Hot off the bench. This horn has very thin walls and is a little over 7" when measured in a straight line. The colors are really nice and the sound is great. This call is not break your ear drums loud but I find it a nice realistic volume. I will included sound clips after the photo. $45 shipped to ya. PayPal or Money order.

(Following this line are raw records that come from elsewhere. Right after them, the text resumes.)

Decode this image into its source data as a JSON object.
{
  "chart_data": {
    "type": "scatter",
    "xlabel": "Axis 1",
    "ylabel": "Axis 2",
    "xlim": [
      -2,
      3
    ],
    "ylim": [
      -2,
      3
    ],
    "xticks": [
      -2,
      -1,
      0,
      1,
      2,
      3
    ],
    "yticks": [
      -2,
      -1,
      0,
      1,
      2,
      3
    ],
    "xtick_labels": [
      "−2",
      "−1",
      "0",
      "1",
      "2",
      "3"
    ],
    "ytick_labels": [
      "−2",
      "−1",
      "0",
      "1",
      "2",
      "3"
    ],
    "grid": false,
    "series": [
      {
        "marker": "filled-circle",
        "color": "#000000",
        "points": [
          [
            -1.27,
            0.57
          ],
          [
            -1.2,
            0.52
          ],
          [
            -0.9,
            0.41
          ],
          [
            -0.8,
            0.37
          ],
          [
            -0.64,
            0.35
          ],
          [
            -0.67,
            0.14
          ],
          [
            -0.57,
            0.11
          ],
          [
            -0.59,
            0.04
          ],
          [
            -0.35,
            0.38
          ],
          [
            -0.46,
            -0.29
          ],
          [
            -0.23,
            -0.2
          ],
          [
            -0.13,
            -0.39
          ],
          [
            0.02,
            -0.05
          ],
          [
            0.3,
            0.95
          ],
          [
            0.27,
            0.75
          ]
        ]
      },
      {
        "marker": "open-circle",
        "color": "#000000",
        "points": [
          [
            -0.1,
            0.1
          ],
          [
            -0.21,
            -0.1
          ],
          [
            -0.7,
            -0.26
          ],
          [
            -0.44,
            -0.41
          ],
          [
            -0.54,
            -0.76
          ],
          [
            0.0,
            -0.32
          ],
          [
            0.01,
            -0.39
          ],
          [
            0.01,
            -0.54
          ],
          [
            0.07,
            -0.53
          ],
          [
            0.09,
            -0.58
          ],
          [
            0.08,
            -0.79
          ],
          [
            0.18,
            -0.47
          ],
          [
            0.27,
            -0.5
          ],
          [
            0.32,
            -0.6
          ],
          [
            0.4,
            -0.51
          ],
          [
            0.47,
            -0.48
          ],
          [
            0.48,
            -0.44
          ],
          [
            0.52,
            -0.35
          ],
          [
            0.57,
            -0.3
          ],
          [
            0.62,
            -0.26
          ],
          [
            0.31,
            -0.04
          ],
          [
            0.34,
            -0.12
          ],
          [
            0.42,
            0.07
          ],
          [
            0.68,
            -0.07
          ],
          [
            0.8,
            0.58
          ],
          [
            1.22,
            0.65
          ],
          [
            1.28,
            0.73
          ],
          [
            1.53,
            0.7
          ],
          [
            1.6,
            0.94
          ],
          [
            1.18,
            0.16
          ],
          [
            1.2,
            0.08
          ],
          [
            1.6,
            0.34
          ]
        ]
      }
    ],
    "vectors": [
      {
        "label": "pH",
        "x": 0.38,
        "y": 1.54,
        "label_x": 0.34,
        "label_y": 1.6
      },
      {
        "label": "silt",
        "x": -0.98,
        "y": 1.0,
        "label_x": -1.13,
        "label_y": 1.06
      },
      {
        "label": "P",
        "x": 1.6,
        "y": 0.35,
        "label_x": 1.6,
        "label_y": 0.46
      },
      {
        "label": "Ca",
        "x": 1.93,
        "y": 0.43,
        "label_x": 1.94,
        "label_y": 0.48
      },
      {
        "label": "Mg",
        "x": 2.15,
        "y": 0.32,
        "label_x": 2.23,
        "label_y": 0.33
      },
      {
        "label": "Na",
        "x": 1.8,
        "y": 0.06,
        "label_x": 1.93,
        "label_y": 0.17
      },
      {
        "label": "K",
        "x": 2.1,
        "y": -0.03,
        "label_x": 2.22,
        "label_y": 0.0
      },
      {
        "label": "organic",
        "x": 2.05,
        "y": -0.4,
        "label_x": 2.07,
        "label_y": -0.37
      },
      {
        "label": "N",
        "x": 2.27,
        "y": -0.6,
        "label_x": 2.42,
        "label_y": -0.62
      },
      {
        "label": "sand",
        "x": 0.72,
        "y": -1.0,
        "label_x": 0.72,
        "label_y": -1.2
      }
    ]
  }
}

View attachment howl131131.wav


View attachment howl1311312.wav


----------



## CMGC (Jan 6, 2013)

Beautiful job, love the leather accent.


----------



## Rick Howard (Feb 25, 2012)

Thanks Rick


----------



## Rick Howard (Feb 25, 2012)

Thanks SG..... You can have more than one though...


----------



## sneakygroundbuzzard (Nov 1, 2012)

damn thats a nice looking horn call

and the sound is real nice

so nice it had me reaching for my gun lol


----------



## prairiewolf (Feb 19, 2012)

Nice sounding and looking howler !!


----------



## beavertrapper (Dec 31, 2012)

Beautiful call!!!


----------



## jawbreaker (Oct 30, 2012)

That's a really nice looking horn for sure.


----------



## Rick Howard (Feb 25, 2012)

Thank you fellas. I enjoy making these very much


----------



## SWAMPBUCK10PT (Apr 5, 2010)

*Itz-------I'll take it-------this item is mine---Sorry Boys your all to late :biggrin: :biggrin: :biggrin: ----sb*


----------



## kevind43 (Jan 22, 2013)

Art and function. Beautiful stuff.


----------



## youngdon (Mar 10, 2010)

Nice work Rick..Nice grab Skip !


----------



## Rick Howard (Feb 25, 2012)

Thanks Skip! PM sent.


----------



## 220swift (Mar 2, 2011)

nice work Rick......you won't be disappointed Skip.


----------



## Rick Howard (Feb 25, 2012)

Thanks Mike


----------



## hassell (Feb 9, 2010)

Another beautiful well made product.


----------



## Rick Howard (Feb 25, 2012)

Thanks Rick.


----------



## SWAMPBUCK10PT (Apr 5, 2010)

*ITS-------- Recived the Horn Today--------Very Nice -Very good sound-nice and light-Best Horn I have--and I have many--Took its place on my lanyard this afternoon-it replaced my Juice Bottle howler-Thanks for a fine call--------------sb*


----------



## Rick Howard (Feb 25, 2012)

Thank you Skip!


----------